Since being appointed to the position three years ago, Peter has stepped up flock size from 950 ewes to 2250 ewes whilst output has increased from 515kg liveweight per ha in 2015 to 730kg liveweight per ha forecast for this year.

Over the same period, the suckler herd has been restructured with 75 summer and autumn calving cows replaced with 70 cows scheduled to calve in March and April 2018. To accommodate the additional livestock the arable area has reduced from 100ha to 65ha.

“Lambing later outdoors enabled us initially to shave costs by a significant £13 per ewe, our biggest savings being concentrate feed and labour at lambing,” he says.

“The system has evolved rapidly following successful trials lambing outdoors in 2015 and 2016. This year we lambed the entire 1750 flock of ewes and ewe lambs outdoors commencing April 17 for 34 days, with 85% lambing within the first cycle."

As one of Scotland's five QMS Focus Farms, Saughland is taking part in the Live Lambs project which is designed to pinpoint exactly where lamb losses are occurring so to further increase productivity.
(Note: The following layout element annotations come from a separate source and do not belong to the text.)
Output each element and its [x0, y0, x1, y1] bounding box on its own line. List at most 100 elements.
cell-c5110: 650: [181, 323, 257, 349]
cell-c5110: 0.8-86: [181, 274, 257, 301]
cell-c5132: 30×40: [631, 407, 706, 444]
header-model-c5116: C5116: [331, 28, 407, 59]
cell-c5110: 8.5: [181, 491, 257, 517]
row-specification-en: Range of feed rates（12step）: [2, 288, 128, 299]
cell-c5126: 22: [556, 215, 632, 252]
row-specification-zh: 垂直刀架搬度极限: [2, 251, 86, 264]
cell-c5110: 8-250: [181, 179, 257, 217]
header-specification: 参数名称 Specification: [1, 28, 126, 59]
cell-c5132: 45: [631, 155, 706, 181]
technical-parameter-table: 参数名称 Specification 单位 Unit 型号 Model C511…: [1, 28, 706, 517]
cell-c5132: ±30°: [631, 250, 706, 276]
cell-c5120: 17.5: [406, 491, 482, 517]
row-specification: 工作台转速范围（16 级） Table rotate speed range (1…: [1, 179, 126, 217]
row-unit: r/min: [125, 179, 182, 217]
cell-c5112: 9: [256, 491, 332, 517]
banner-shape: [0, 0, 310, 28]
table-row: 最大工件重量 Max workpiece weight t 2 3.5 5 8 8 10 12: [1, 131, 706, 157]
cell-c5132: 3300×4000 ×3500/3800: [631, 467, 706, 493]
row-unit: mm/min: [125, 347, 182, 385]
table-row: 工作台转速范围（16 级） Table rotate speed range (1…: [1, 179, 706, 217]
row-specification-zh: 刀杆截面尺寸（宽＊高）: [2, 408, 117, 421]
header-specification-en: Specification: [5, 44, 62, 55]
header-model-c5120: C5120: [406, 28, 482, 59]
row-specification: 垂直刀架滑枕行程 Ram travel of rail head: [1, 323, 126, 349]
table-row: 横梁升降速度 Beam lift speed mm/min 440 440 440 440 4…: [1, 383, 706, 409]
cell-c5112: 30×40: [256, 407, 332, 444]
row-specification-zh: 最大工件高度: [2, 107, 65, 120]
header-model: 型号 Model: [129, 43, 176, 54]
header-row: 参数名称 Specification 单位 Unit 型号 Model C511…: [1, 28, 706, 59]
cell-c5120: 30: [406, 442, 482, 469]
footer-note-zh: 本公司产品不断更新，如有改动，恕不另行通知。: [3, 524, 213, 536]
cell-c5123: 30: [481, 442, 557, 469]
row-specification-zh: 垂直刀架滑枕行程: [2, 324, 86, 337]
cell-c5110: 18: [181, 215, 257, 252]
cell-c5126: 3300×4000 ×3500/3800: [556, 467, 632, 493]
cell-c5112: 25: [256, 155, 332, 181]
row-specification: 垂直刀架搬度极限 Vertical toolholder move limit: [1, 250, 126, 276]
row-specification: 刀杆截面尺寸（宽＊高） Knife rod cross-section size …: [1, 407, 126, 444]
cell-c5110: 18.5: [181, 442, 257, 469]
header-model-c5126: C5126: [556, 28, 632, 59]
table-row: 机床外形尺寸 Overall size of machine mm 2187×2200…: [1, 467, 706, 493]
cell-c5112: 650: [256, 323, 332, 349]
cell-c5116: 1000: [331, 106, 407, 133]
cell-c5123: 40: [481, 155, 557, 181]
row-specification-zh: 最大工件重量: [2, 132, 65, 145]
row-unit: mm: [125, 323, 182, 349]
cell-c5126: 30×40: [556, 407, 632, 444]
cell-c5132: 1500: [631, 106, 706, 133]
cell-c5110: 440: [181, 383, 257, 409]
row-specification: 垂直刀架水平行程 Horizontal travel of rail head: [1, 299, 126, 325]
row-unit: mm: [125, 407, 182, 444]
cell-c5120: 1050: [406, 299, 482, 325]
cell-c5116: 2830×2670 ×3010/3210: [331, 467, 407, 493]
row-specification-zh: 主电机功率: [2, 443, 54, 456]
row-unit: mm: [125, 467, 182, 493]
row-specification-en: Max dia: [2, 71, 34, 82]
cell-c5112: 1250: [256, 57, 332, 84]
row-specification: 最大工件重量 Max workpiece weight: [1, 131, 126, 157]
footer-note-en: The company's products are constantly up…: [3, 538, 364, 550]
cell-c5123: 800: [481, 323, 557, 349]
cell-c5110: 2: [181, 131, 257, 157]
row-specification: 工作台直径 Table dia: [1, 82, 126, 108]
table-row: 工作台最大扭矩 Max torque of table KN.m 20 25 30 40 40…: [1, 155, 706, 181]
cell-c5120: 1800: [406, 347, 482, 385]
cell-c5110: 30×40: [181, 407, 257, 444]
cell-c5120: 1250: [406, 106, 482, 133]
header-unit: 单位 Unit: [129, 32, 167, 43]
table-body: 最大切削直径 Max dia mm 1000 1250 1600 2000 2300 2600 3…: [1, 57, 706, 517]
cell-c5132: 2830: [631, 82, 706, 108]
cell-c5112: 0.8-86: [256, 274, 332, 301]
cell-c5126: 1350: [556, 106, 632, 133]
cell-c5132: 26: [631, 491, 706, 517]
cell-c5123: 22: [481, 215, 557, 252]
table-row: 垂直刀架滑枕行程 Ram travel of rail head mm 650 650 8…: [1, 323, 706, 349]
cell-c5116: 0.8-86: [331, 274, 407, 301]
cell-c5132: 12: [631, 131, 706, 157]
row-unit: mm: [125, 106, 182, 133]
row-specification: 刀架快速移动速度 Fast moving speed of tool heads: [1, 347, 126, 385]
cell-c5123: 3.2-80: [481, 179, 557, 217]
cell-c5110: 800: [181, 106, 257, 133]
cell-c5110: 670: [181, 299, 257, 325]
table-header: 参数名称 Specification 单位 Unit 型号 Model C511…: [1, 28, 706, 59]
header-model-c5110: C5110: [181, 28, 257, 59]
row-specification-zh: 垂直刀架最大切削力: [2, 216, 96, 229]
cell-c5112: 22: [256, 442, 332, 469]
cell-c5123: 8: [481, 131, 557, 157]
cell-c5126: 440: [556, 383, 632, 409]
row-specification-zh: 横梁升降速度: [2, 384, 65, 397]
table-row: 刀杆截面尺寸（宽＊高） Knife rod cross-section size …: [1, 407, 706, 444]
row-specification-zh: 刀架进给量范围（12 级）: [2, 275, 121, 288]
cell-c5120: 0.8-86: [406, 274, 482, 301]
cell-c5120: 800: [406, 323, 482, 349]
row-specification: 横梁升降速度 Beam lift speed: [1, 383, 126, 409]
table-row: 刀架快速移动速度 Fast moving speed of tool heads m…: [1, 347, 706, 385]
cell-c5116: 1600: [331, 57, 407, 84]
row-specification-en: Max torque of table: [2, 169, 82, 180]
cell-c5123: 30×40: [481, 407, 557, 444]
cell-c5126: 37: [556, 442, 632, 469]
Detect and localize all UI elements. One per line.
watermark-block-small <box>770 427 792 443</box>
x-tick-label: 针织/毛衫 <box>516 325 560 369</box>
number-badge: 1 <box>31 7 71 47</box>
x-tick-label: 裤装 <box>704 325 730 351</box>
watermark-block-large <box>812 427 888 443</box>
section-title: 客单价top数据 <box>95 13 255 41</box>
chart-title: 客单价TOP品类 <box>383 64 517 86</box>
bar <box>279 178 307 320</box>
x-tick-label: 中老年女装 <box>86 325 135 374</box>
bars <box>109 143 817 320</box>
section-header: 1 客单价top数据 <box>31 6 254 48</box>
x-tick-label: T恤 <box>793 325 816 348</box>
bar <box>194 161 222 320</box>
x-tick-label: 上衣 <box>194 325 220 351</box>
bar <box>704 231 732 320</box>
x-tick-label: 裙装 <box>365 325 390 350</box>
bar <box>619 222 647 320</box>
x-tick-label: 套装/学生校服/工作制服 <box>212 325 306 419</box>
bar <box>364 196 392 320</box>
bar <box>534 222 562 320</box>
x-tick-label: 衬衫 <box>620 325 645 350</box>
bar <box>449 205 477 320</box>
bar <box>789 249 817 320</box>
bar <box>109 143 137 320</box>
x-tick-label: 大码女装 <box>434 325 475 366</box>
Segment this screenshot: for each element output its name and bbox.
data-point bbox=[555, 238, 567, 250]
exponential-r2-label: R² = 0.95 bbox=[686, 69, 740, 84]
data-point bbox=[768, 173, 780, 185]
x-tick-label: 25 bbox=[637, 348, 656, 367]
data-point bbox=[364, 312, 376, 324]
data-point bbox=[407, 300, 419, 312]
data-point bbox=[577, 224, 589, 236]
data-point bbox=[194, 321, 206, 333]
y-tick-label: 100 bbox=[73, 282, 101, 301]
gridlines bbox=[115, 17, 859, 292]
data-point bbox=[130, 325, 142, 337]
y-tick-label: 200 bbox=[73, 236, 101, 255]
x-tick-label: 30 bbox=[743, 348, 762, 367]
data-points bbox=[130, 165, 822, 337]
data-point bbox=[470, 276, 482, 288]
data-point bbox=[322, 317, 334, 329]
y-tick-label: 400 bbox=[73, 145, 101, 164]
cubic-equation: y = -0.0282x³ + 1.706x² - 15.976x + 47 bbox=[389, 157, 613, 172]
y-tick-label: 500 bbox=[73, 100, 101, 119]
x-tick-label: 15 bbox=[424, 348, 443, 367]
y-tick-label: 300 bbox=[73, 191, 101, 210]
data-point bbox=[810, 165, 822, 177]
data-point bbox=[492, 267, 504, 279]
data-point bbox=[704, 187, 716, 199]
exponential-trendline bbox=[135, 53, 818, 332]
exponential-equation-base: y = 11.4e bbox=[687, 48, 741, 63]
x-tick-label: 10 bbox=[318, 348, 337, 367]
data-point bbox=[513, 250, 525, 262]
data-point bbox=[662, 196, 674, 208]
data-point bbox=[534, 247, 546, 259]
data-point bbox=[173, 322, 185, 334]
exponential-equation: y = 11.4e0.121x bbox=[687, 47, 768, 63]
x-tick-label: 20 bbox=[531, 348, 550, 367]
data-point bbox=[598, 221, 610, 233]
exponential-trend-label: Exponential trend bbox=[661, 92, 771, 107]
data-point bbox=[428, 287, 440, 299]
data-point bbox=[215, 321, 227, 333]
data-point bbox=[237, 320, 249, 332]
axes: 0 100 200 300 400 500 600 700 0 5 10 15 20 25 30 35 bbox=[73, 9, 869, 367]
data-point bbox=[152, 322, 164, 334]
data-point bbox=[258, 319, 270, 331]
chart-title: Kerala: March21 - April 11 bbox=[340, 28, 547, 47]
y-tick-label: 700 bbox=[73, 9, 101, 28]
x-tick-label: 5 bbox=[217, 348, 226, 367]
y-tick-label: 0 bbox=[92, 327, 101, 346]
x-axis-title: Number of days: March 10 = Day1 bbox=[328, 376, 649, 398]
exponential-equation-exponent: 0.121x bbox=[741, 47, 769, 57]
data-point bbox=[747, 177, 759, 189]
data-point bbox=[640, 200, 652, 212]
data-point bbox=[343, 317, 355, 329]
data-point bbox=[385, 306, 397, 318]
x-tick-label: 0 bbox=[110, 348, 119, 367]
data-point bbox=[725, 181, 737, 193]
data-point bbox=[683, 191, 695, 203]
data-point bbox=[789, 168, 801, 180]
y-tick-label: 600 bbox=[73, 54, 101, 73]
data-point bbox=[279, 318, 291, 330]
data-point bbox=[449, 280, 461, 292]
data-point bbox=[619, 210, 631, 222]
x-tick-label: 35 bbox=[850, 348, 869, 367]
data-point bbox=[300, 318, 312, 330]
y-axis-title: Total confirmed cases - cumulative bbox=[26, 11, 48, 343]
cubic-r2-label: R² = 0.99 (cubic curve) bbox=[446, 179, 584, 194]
"This season ewes scanned at 170% and ewe lambs 99%, we lost 15.9% of lambs from scanning to marking. In a good spring like this year, I've heard of flocks achieving less than 10% lamb mortality where genetics have been selected heavily for mothering ability and lamb survivability. Obviously, nutrition and flock health are integral parts of the puzzle too."

Saughland is running a two-flock system. “Our objective is to build up an A flock of Aberfields, a damline developed with hard selection criteria, accompanying EBVs, reared off a grass-based system and being noted for ease of lambing which is proving to be the case. We also bought in to Aberfield’s science led background. We started off by purchasing a crop of Aberfield Romney ewe lambs and we are in the process of grading them up.”

Ewes which fail to lamb unassisted or have mothering issues are moved to the commercial B flock and crossed to the Primera or Abermax terminal sires at a ratio of 1:80 ewes.

The entire crop of lambs in 2016 averaged 19.46kg deadweight off grazed grass with tail enders sold finished on November 23. With a larger flock and later lambing this season, Peter has introduced 11ha of swedes and forage rape for lamb finishing into the new year.

One key element to the unit’s strategy is rotational grassland management. Saughland offers a mix of grazing, from 20-year-old plus permanent pasture to new leys with 30% clover content. “We introduce mobs of 200 ewes with twins to 3ha to 4ha blocks ideally offering 2500kg DM/ha where they graze for three to four days before moving on to the next paddock. Residuals of 1500kg DM/ha are met either by grazing singles behind twins or by mowing.

“We’ve yet to perfect the system – it’s still in its trial stages and there are many tough challenges ahead, however rotational grazing is resulting in more grass than we’ve ever had before and we are now in a position to continue building flock numbers. We recently had the opportunity to purchase a 500-ewe high health status flock which catapulted us ahead of schedule and should subsequently enable us to produce more replacements with the genetics we require."